Ветер клонил его как былинку из стороны в сторону, да и не надо ветру особенно утруждаться – любой легенький пинок сможет довершить дело: уложит заряженного деда спать прямо на землю. Зато дед кутается в старый, но очень толстый и пушистый, завидный плед, и ему, в отличие от Инки, тепло и очень радостно. Дед крякнул и, прежде чем удалиться, хитренькими смытыми глазами указал вдаль. Инка повернула голову туда, где за небольшой аллейкой заслонял горизонт огромный дом, похожий на ржавый нож из раскопок доисторических поселений. Дед кивнул и буркнул:
– А че ж, ты меня и давеча на улице не признала, и сейчас. Туда тебе, туда тридцать третья квартира, тама Аскар живет. А мы ведь с ним друзья-приятели, я и деда его знал, – тут он счел, что выболтал лишнего, оборвал хриплые речи как шерстяную нитку и побрел прочь, выписывая ногами зигзаги вдоль быстро забывающейся улочки, что пролегла меж гаражей и лип.
Инка соскользнула с забора, скорей, скорей к дому, бежала, задыхаясь, мимо черных колонн лип, торжественно и обреченно признавая на бегу: «Нет отдыха ни во сне, ни наяву. Еще пара таких деньков – сотрусь с лица земли, вымру, как редкая этническая разновидность».
От холода она дрожала, ее нижняя челюсть отбивала ритуальный костяной стук.
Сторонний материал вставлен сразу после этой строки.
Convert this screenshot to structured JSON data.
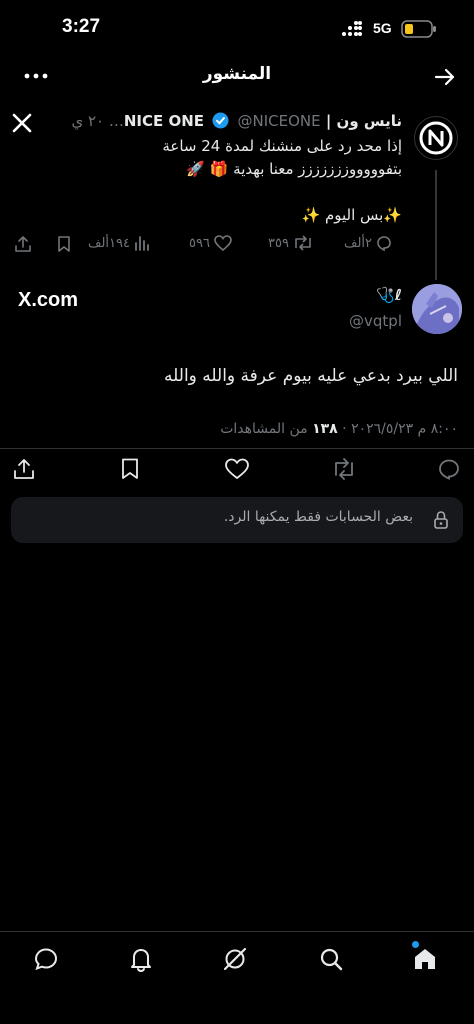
{
  "status_bar": {
    "time": "3:27",
    "network": "5G"
  },
  "header": {
    "title": "المنشور"
  },
  "quoted_post": {
    "author_name": "نايس ون | NICE ONE",
    "handle_time": "@NICEONE… ٢٠ ي",
    "text_lines": [
      "إذا محد رد على منشنك لمدة 24 ساعة",
      "بتفوووووززززززز معنا بهدية 🎁 🚀",
      "",
      "✨بس اليوم ✨"
    ],
    "replies": "٢ألف",
    "reposts": "٣٥٩",
    "likes": "٥٩٦",
    "views": "١٩٤ألف"
  },
  "main_post": {
    "author_name": "ℓ🩺",
    "handle": "@vqtpl",
    "source_label": "X.com",
    "text": "اللي بيرد بدعي عليه بيوم عرفة والله والله",
    "timestamp": "٨:٠٠ م ٢٠٢٦/٥/٢٣ ·",
    "views_count": "١٣٨",
    "views_label": "من المشاهدات"
  },
  "reply_notice": "بعض الحسابات فقط يمكنها الرد.",
  "colors": {
    "background": "#000000",
    "text": "#e7e9ea",
    "muted": "#71767b",
    "verified": "#1d9bf0",
    "notice_bg": "#16181c"
  },
  "bottom_nav": [
    "home-icon",
    "explore-icon",
    "grok-icon",
    "notifications-icon",
    "messages-icon"
  ]
}
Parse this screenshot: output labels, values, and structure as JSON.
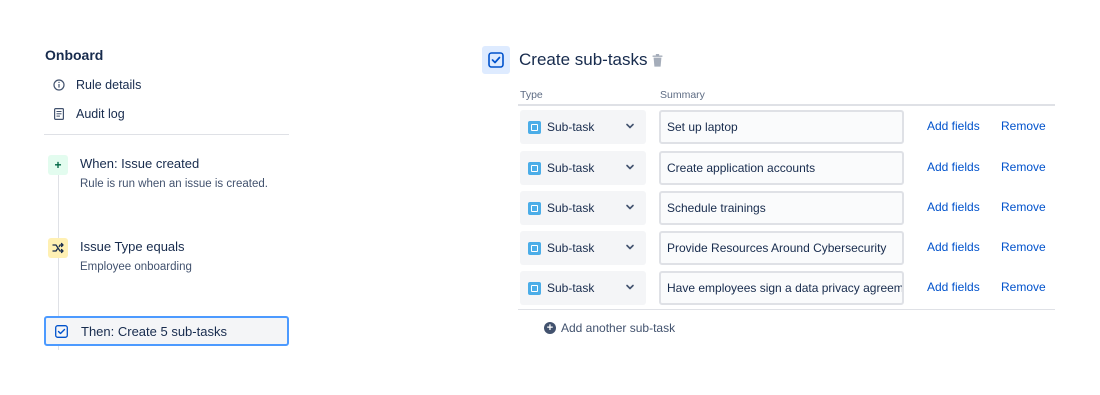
{
  "sidebar": {
    "rule_name": "Onboard",
    "nav": [
      {
        "label": "Rule details",
        "icon": "info-icon"
      },
      {
        "label": "Audit log",
        "icon": "document-icon"
      }
    ]
  },
  "flow": {
    "trigger": {
      "title": "When: Issue created",
      "description": "Rule is run when an issue is created.",
      "icon": "plus-icon",
      "badge": "+"
    },
    "condition": {
      "title": "Issue Type equals",
      "description": "Employee onboarding",
      "icon": "shuffle-icon"
    },
    "action": {
      "title": "Then: Create 5 sub-tasks",
      "icon": "subtask-icon"
    }
  },
  "editor": {
    "title": "Create sub-tasks",
    "columns": {
      "type": "Type",
      "summary": "Summary"
    },
    "rows": [
      {
        "type": "Sub-task",
        "summary": "Set up laptop",
        "add_fields": "Add fields",
        "remove": "Remove"
      },
      {
        "type": "Sub-task",
        "summary": "Create application accounts",
        "add_fields": "Add fields",
        "remove": "Remove"
      },
      {
        "type": "Sub-task",
        "summary": "Schedule trainings",
        "add_fields": "Add fields",
        "remove": "Remove"
      },
      {
        "type": "Sub-task",
        "summary": "Provide Resources Around Cybersecurity",
        "add_fields": "Add fields",
        "remove": "Remove"
      },
      {
        "type": "Sub-task",
        "summary": "Have employees sign a data privacy agreeme",
        "add_fields": "Add fields",
        "remove": "Remove"
      }
    ],
    "add_another": "Add another sub-task"
  },
  "colors": {
    "link": "#0052cc",
    "accent": "#4c9aff",
    "subtask": "#4bade8",
    "trigger_bg": "#e3fcef",
    "condition_bg": "#fff0b3"
  }
}
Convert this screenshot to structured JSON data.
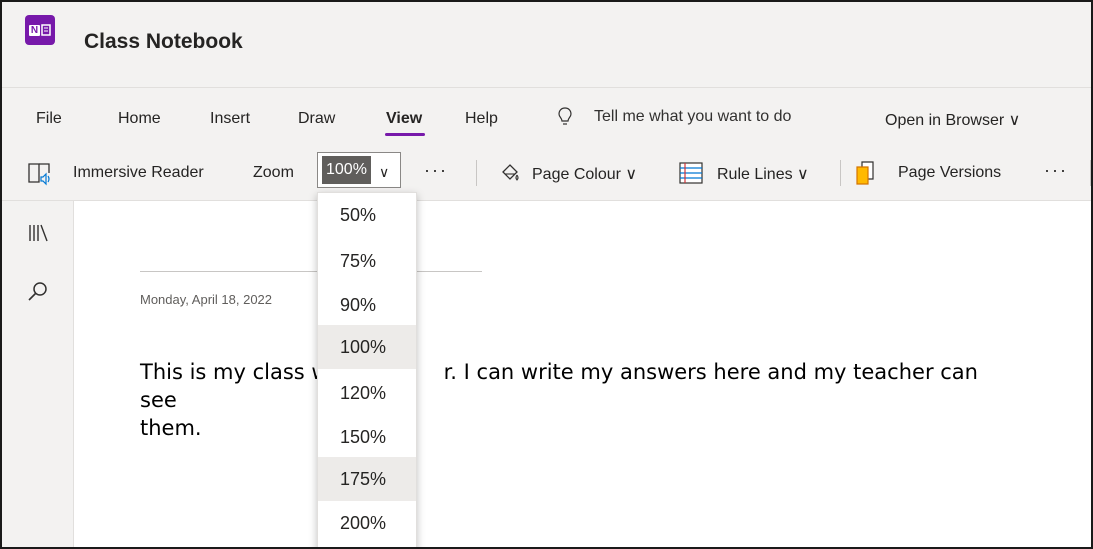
{
  "app": {
    "title": "Class Notebook",
    "logo_text": "N"
  },
  "menu": {
    "tabs": [
      "File",
      "Home",
      "Insert",
      "Draw",
      "View",
      "Help"
    ],
    "active_tab": "View",
    "tell_me": "Tell me what you want to do",
    "open_in_browser": "Open in Browser ∨"
  },
  "toolbar": {
    "immersive_reader": "Immersive Reader",
    "zoom_label": "Zoom",
    "zoom_value": "100%",
    "page_colour": "Page Colour ∨",
    "rule_lines": "Rule Lines ∨",
    "page_versions": "Page Versions",
    "more": "···"
  },
  "zoom_options": [
    "50%",
    "75%",
    "90%",
    "100%",
    "120%",
    "150%",
    "175%",
    "200%"
  ],
  "zoom_selected": "100%",
  "zoom_hover": "175%",
  "page": {
    "date": "Monday, April 18, 2022",
    "body_line1_start": "This is my class w",
    "body_line1_end": "r. I can write my answers here and my teacher can see",
    "body_line2": "them."
  },
  "colors": {
    "accent": "#7719aa",
    "ribbon": "#f3f2f1"
  },
  "icons": [
    "immersive-reader-icon",
    "page-colour-icon",
    "rule-lines-icon",
    "page-versions-icon",
    "library-icon",
    "search-icon",
    "lightbulb-icon",
    "chevron-down-icon"
  ]
}
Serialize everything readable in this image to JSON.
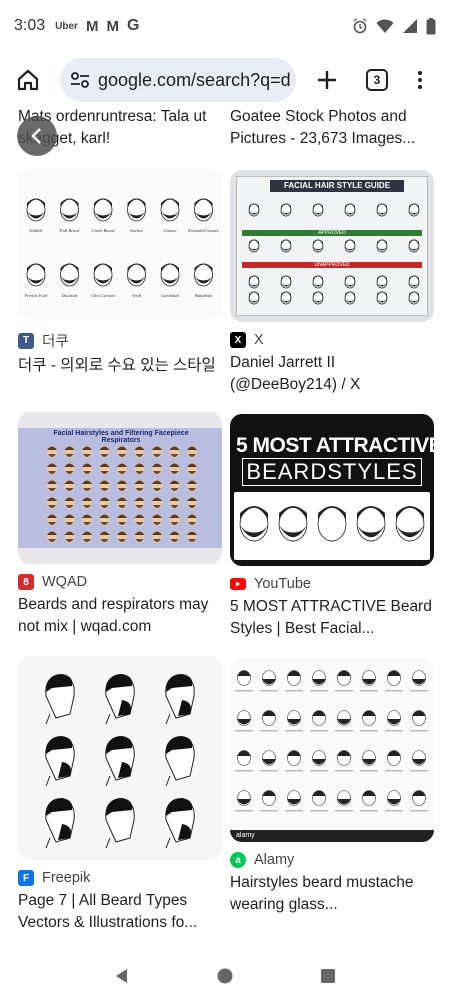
{
  "status_bar": {
    "time": "3:03",
    "notifications": {
      "uber": "Uber",
      "gmail1": "M",
      "gmail2": "M",
      "google": "G"
    }
  },
  "toolbar": {
    "url": "google.com/search?q=d",
    "tab_count": "3"
  },
  "results": {
    "top_left_title": "Mats ordenruntresa: Tala ut skägget, karl!",
    "top_right_title": "Goatee Stock Photos and Pictures - 23,673 Images...",
    "r1": {
      "source": "더쿠",
      "favicon": "T",
      "favicon_color": "#3d5a8a",
      "title": "더쿠 - 의외로 수요 있는 스타일",
      "beard_labels": [
        "Stubble",
        "Full Beard",
        "Circle Beard",
        "Anchor",
        "Goatee",
        "Extended Goatee",
        "French Fork",
        "Ducktail",
        "Chin Curtain",
        "Verdi",
        "Garibaldi",
        "Bandholz"
      ]
    },
    "r2": {
      "source": "X",
      "favicon": "X",
      "favicon_color": "#000000",
      "title": "Daniel Jarrett II (@DeeBoy214) / X",
      "guide_title": "FACIAL HAIR STYLE GUIDE",
      "approved": "APPROVED",
      "unapproved": "UNAPPROVED"
    },
    "r3": {
      "source": "WQAD",
      "favicon": "8",
      "favicon_color": "#d62b2b",
      "title": "Beards and respirators may not mix | wqad.com",
      "chart_title": "Facial Hairstyles and Filtering Facepiece Respirators"
    },
    "r4": {
      "source": "YouTube",
      "favicon_color": "#ff0000",
      "title": "5 MOST ATTRACTIVE Beard Styles | Best Facial...",
      "banner_line1": "5 MOST ATTRACTIVE",
      "banner_line2": "BEARDSTYLES"
    },
    "r5": {
      "source": "Freepik",
      "favicon": "F",
      "favicon_color": "#1273eb",
      "title": "Page 7 | All Beard Types Vectors & Illustrations fo..."
    },
    "r6": {
      "source": "Alamy",
      "favicon": "a",
      "favicon_color": "#00c853",
      "title": "Hairstyles beard mustache wearing glass...",
      "watermark": "alamy"
    }
  },
  "colors": {
    "accent": "#e7ecf7",
    "text": "#1f1f1f",
    "muted": "#444444"
  }
}
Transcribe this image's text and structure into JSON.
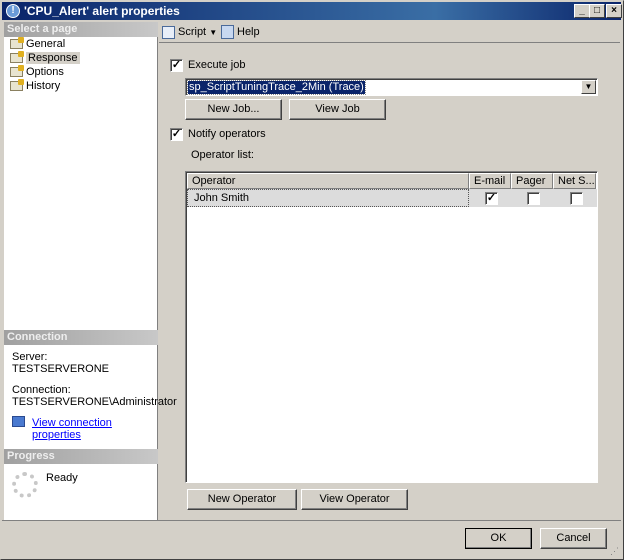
{
  "window": {
    "title": "'CPU_Alert' alert properties",
    "controls": {
      "minimize": "_",
      "maximize": "□",
      "close": "×"
    }
  },
  "left_pane": {
    "select_header": "Select a page",
    "pages": [
      {
        "label": "General"
      },
      {
        "label": "Response",
        "selected": true
      },
      {
        "label": "Options"
      },
      {
        "label": "History"
      }
    ],
    "connection": {
      "header": "Connection",
      "server_label": "Server:",
      "server": "TESTSERVERONE",
      "connection_label": "Connection:",
      "connection": "TESTSERVERONE\\Administrator",
      "link": "View connection properties"
    },
    "progress": {
      "header": "Progress",
      "status": "Ready"
    }
  },
  "toolbar": {
    "script": "Script",
    "help": "Help"
  },
  "response": {
    "execute_job": {
      "label": "Execute job",
      "checked": true
    },
    "job_select": "sp_ScriptTuningTrace_2Min (Trace)",
    "new_job": "New Job...",
    "view_job": "View Job",
    "notify_operators": {
      "label": "Notify operators",
      "checked": true
    },
    "operator_list_label": "Operator list:",
    "grid": {
      "columns": [
        "Operator",
        "E-mail",
        "Pager",
        "Net S..."
      ],
      "rows": [
        {
          "operator": "John Smith",
          "email": true,
          "pager": false,
          "net_send": false
        }
      ]
    },
    "new_operator": "New Operator",
    "view_operator": "View Operator"
  },
  "footer": {
    "ok": "OK",
    "cancel": "Cancel"
  },
  "colors": {
    "titlebar": "#0a246a",
    "selection": "#0a246a",
    "link": "#0000ff"
  }
}
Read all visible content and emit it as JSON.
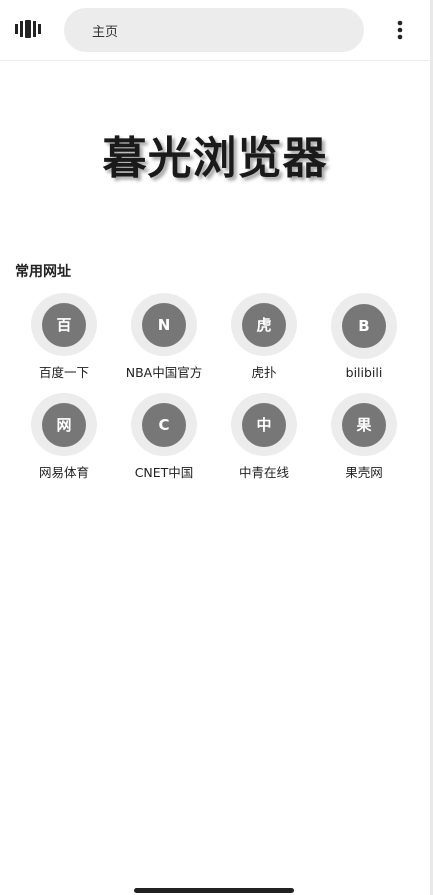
{
  "topbar": {
    "tabs_icon": "tabs-icon",
    "address": "主页",
    "menu_icon": "more-vertical-icon"
  },
  "brand_title": "暮光浏览器",
  "section_label": "常用网址",
  "sites": [
    {
      "letter": "百",
      "name": "百度一下"
    },
    {
      "letter": "N",
      "name": "NBA中国官方"
    },
    {
      "letter": "虎",
      "name": "虎扑"
    },
    {
      "letter": "B",
      "name": "bilibili"
    },
    {
      "letter": "网",
      "name": "网易体育"
    },
    {
      "letter": "C",
      "name": "CNET中国"
    },
    {
      "letter": "中",
      "name": "中青在线"
    },
    {
      "letter": "果",
      "name": "果壳网"
    }
  ],
  "colors": {
    "site_circle": "#777777",
    "ring": "#ececec",
    "address_bar": "#ececec"
  }
}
Инка закинула на бегу голову, прищурившись, уперлась взглядом в завесу облаков, которые не пускали ее любопытство двигаться дальше, отбрасывая назад, как охранники ночного клуба, мол, катись-ка отсюда подобру-поздорову, пока цела. Но Инка вспомнила очевидное, облака лишь холодный пар, а за ним, как за старой занавеской, в нежно-голубом и безбрежном просторе, окутанное бело-розовой дымкой, плывет Солнце. Оно, наверное, сейчас вон там, а может быть, и правее, разлучено с Землей, поймано в западню облаков. То, что его не видно, ничего не значит, оно здесь, с Инкой, а тучи – это так, импровизация, не стоит принимать их всерьез. Уаскаро тоже где-то есть и надо его обязательно отыскать.
Женщина-голос у подъезда подтвердила слова Огнеопасного деда:
– Живет здесь перуанец один, с копной кос на голове, я знаю, я мою у него полы, пойдем, провожу.